Monday, January 19, 2015

Strange Magic


It's strange how close you become to your fellow bridge players. Most you don't know well, yet you know they always clear their throat when they are thinking or they click their fingernails before playing a card. I can tell that laugh is Penny's if I hear it from across the room but I don't know much about Penny's life history or if the throat clearer grew up in Indianapolis or Des Moines. For some reason you are connected to these people the way you might be to a family member, you might even see them more often than your own family members. When they get sick, you console them, when they have a birthday, you celebrate.

It's hard to figure because other than bridge, there might not be a thing you have in common. Politics, religion, race, education, marital status, economic status - people at the Bridge Center are all across the spectrum and your favorite person there may be on the opposite end of it from you.

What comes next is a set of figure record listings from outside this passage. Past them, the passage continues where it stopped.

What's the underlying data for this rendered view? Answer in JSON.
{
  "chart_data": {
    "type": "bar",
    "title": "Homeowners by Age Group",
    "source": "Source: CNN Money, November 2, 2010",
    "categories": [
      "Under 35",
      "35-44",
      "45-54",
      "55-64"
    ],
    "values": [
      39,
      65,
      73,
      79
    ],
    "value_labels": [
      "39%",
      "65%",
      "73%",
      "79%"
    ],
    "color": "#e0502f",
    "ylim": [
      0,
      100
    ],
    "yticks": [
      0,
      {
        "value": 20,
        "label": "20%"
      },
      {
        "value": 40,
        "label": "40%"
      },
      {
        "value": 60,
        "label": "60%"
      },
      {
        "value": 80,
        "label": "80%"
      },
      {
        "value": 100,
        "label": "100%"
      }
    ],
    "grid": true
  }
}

Not long ago one of our own was taken ill and spent many weeks in the hospital. We thought he was doing well and that he was going to pull through, but he passed away a few days ago. We were all quite sad and spoke of how much we will miss him. But no one, not even his regular partner, knew much about him. Not that he was 52 years old, that he had been married and divorced, that he had a daughter, a son, and some grandchildren.

We just knew he was a good bridge player and could be very humerous at times. Once he taped a sign to his shirt that said "Gone to my happy place. Back soon."

It's oddly comforting knowing there's a community of people where you feel so connected to one another - for no real reason at all- that if you go away, even to your happy place, you will be missed.